Oehlenschläger and his sister Sofia were allowed their own way throughout their childhood, and were taught nothing, except to read and write, until their twelfth year. At the age of nine, Oehlenschläger began to make fluent verses. Three years later, while walking in Frederiksberg Gardens, he attracted the notice of the poet Edvard Storm, and the result of the conversation was that he received a nomination to the college called Posterity's High School, an important institution of which Storm was the principal. Storm himself taught the class of Scandinavian mythology, and thus Oehlenschläger received his earliest bias towards the poetical religion of his ancestors.

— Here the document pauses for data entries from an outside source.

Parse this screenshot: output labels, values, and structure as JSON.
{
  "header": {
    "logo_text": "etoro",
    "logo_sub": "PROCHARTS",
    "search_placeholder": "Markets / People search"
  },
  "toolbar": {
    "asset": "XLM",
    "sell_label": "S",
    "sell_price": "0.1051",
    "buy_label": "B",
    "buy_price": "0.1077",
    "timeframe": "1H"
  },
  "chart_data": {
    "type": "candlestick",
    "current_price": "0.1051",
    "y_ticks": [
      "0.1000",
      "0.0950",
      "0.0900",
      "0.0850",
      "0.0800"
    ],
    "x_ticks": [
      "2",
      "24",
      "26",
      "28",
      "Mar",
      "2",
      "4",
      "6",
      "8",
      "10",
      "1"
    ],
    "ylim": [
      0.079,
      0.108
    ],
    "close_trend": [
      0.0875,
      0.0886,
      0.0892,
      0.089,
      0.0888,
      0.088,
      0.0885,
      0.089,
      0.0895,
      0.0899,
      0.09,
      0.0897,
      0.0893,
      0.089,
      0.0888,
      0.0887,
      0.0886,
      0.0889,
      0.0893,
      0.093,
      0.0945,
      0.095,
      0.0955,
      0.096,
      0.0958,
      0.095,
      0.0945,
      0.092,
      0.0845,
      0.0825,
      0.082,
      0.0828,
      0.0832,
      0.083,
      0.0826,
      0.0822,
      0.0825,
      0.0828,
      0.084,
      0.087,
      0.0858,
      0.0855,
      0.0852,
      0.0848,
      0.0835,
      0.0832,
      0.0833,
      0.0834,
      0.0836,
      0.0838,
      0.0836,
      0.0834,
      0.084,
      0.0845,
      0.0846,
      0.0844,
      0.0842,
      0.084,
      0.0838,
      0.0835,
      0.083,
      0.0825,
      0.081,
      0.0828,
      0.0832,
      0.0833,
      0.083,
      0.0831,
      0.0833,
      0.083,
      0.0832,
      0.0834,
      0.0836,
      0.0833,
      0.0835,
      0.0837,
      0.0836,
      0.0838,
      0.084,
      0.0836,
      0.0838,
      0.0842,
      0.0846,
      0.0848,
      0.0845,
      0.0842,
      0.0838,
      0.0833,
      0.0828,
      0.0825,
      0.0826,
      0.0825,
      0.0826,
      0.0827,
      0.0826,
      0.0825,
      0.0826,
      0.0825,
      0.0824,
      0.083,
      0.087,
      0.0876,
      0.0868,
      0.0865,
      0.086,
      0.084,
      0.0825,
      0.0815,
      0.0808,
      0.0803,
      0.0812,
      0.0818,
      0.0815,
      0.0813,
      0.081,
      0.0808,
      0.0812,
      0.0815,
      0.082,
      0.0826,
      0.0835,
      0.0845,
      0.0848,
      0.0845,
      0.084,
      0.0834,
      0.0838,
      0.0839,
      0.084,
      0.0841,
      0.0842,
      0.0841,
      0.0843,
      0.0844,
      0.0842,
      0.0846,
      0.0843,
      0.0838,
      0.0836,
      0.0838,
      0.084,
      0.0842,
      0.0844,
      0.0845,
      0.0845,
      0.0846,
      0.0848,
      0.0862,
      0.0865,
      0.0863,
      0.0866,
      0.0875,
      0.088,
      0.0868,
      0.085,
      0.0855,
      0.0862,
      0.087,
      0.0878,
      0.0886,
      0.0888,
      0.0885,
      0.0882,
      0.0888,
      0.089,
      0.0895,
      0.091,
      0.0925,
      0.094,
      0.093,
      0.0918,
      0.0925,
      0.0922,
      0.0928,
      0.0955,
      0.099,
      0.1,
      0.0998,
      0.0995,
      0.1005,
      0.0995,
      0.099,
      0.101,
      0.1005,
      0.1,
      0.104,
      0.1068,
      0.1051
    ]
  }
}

Oehlenschläger was confirmed in 1795, and was to have been apprenticed to a tradesman in Copenhagen. To his great delight there was a hitch in the preliminaries, and he returned to his father's house. He now, in his eighteenth year, suddenly took up study with great zeal, but soon again abandoned his books for the stage, where he was offered a small position. In 1797 he made his appearance on the boards in several successive parts, but soon discovered that he possessed no real histrionic talent. The brothers Ørsted, with whom he had formed an intimacy that proved quite profitable to him, persuaded him to quit the stage, and in 1800 he entered the University of Copenhagen as a student. He was doomed, however, to disturbance in his studies, first from the death of his mother, next from his inveterate tendency towards poetry, and finally from the First Battle of Copenhagen in April 1801, which, however, inspired a dramatic sketch (April the Second 1801) which is the first thing of the kind by Oehlenschläger that we possess.